During re-election campaign, The Economist would have also appraised Buhari on what he would be telling Nigerian electorates about his “Next Level” on the Economy, Security and Fight Against Corruption? Thorny issues of Restructuring Nigerian To Workable State, Enhanced Electricity, Health Care System, Education, Job Creation, Labour and Social System, Sufficiency In Food Production, among others.

Separate report by Economists Foreign Correspondent, Aman Rizvi, distanced himself from the official position of his magazine. He said the election will be close, with the PDP having a slight edge.  Rizvi said: “Mr. Buhari’s approval ratings have languished below 50 % for most of 2018. Ominously, he has been hit by a wave of defections to the PDP”.

He said: “Desertions to the APC four years ago, by many of the same people, felled ex-President Goodluck Jonathan. Mr. Buhari’s electoral opponent in 2019, Atiku Abubakar, is one such double-turncoat. He is also a septuagenarian, billionaire businessman, former vice president and three-time presidential aspirant”.

“With Mr. Abubakar distrusted for his wealth and opportunism, the election will be close. Its outcome will hinge on who arouses less apathy.

“So, who will win? Many Nigerians do not care. The back-and-forth floor-crossing has convinced them that the same people will be in charge either way. The PDP holds a slight edge, if only because expectations for Mr. Buhari were higher and his failure to meet them was more recent.”

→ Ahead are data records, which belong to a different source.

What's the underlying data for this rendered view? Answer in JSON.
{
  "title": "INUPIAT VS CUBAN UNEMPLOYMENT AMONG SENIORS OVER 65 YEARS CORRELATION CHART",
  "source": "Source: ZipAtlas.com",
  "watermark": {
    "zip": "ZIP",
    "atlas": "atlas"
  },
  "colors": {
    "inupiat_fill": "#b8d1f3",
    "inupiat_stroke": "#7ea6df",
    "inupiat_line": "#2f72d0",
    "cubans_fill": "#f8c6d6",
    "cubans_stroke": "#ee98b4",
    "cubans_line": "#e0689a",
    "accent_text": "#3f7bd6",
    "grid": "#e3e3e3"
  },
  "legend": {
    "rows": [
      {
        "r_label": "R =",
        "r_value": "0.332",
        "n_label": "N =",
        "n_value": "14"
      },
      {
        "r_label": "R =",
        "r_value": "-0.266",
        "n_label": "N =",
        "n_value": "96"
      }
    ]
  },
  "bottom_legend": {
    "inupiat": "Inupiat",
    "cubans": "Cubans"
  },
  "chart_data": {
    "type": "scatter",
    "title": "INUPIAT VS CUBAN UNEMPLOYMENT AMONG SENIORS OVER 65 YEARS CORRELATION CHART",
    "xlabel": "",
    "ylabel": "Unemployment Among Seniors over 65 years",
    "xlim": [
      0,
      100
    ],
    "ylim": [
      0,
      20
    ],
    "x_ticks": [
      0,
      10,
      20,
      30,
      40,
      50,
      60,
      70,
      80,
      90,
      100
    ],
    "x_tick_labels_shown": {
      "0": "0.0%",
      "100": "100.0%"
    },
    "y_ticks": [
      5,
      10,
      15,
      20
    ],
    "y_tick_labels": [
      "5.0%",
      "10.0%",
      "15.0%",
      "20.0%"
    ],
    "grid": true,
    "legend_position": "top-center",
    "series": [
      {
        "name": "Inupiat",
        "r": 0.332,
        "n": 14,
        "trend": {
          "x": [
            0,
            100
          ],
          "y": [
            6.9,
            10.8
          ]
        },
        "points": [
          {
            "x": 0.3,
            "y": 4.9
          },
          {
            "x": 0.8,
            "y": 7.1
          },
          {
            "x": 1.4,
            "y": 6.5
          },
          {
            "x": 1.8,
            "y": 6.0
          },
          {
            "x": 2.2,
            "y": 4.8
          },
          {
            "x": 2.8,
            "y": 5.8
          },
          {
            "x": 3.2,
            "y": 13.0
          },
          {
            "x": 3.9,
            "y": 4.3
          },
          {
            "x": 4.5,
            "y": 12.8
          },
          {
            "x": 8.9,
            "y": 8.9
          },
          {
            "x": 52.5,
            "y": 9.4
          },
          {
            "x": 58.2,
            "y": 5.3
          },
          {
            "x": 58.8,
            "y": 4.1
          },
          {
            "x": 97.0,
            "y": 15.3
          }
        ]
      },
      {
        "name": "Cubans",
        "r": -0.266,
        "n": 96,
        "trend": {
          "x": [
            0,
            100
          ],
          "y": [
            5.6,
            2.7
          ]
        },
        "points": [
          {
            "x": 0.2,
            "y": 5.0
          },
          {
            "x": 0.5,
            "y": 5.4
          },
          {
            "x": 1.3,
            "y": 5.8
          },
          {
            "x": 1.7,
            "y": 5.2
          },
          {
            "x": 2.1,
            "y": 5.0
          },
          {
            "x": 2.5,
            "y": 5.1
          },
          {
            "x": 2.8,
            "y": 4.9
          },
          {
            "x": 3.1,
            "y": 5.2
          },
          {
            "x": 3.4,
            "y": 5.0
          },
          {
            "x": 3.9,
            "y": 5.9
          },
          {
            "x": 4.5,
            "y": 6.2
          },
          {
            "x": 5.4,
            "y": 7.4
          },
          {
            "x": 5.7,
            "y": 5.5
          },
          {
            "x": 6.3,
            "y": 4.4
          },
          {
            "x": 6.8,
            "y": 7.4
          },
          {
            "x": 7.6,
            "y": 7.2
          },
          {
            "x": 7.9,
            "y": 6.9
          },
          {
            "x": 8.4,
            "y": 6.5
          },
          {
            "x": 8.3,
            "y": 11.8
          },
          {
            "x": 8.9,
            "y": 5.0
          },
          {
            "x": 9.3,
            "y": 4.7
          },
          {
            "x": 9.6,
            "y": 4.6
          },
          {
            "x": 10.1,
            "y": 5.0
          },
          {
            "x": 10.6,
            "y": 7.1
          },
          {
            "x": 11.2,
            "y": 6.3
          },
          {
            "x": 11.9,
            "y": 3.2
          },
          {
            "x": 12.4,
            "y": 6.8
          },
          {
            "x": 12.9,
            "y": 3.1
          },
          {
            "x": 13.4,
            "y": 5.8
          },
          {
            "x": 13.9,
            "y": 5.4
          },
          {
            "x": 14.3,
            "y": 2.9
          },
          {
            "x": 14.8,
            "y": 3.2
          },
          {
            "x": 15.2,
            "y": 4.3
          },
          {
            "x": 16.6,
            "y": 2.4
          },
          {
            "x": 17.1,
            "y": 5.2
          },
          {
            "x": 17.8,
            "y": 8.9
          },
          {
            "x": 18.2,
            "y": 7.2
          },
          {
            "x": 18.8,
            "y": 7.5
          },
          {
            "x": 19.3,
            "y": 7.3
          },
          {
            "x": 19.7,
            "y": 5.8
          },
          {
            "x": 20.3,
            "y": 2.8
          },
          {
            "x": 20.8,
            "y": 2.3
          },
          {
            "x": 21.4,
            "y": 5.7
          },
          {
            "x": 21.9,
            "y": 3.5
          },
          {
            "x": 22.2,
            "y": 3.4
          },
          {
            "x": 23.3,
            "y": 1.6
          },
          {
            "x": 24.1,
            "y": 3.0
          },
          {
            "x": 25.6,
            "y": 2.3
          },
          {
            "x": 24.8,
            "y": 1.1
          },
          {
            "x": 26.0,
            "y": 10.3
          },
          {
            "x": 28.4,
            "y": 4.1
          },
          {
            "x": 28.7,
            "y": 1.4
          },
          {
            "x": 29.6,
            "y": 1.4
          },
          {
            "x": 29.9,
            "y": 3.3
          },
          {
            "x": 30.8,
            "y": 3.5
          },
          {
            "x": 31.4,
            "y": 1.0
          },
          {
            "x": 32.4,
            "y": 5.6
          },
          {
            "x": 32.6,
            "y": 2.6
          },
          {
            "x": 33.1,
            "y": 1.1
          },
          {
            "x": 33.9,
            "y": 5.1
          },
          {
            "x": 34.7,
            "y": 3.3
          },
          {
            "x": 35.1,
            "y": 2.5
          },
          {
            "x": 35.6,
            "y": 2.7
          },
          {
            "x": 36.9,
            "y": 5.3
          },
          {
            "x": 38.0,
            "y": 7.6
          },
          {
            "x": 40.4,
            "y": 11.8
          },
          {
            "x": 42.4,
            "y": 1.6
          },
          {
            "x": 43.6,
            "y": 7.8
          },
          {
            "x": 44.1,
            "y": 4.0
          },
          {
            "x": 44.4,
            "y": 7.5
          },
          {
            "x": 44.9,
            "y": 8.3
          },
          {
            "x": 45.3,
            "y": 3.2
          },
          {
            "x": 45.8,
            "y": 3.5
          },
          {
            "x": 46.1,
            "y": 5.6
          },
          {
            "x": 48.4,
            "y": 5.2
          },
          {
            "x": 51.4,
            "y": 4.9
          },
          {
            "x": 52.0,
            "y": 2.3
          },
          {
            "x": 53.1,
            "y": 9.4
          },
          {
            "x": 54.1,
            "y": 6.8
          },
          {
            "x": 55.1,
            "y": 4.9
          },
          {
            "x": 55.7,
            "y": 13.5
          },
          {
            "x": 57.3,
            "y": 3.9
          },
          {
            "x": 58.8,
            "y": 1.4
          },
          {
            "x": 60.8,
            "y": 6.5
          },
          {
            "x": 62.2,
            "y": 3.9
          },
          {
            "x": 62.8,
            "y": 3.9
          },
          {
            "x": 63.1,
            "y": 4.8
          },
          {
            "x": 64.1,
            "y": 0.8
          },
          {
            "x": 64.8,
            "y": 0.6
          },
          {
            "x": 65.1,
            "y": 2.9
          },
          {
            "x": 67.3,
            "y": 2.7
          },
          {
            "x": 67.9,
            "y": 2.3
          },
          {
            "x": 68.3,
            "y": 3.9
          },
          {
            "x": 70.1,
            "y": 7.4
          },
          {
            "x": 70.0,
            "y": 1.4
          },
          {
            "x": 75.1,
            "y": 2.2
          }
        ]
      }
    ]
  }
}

ATIKU ABUBAKAR, presidential candidate of Peoples Democratic Party, PDP, responded, that Economist Magazine failed in objectivity, balance and fairness in arriving at its prediction. Phrank Shaibu, Special Assistant on Public Communication and Strategy to Atiku, said the forecast was a “poorly-executed hatchet job”.

Shaibu’s statement said: “The political camp of the PDP presidential candidate has described as a poorly-executed hatchet job, the prediction by The Economist of London, in which the magazine put on the garb of a partisan and made no pretenses to professionalism while predicting that President Buhari will win next year’s poll”.

“With the tacit endorsement of President Muhammadu Buhari for a second term, in its current edition, the erstwhile influential news magazine has hit a new low by throwing all pretences to the wind to take up the job of presidential spokespersons.

‘’It is common knowledge that the Economist’s fortunes have taken a nosedive in recent months with its flip-flop on issues, especially as it pertains the upcoming presidential election in Nigeria.  But the magazine hit a new low in its current edition, The World in 2019, where it made projections of issues and events that will shape the year 2019 across many countries including Nigeria”, the stated added.

Shaibu said it was scandalous that the magazine predicted victory for APC candidate even when, in another breath, it said Buhari’s second coming portends disaster for Nigeria. It was equally strange that the magazine whose Intelligence Unit predicted that Atiku will lead the new government come 2019, now made U-turn to endorse President Buhari, he added.


‘’But we hasten to say that with or without the endorsement of The Economist or any news medium for that matter, we will defeat Buhari fair and square,” he said.

Shaibu said when on May 29, 2019 Atiku Abubakar is sworn in as the President of Nigeria, The Economist will have to look elsewhere for patronage, since there will be no more room for cash and carry forecasts, and fully-paid for endorsements.

Lanre Issa Onilu, National Publicity Secretary of the All Progressives Congress, APC, on his part said: “I will say that The Economist is just living up to its reputation. What the magazine has said is not new to most Nigerians; it is a report of the reality.

His words: “I am not surprised that PDP did not find the report palatable. For a political party that has been living in denial, instead of addressing issues as copiously enumerated by The Economist, PDP has chosen to behave like a baby whose toy has just been taken away from him or her”.

Given the indexes on ground, the call on who becomes Nigeria’s next President  in 2019, between Buhari and Atiku will be very close. Certainly, not on The Economist very simple prediction that “opposition coalition may collapses before 2019 general election, and this may give way for re-emergence of incumbent President Muhammadu Buhari”.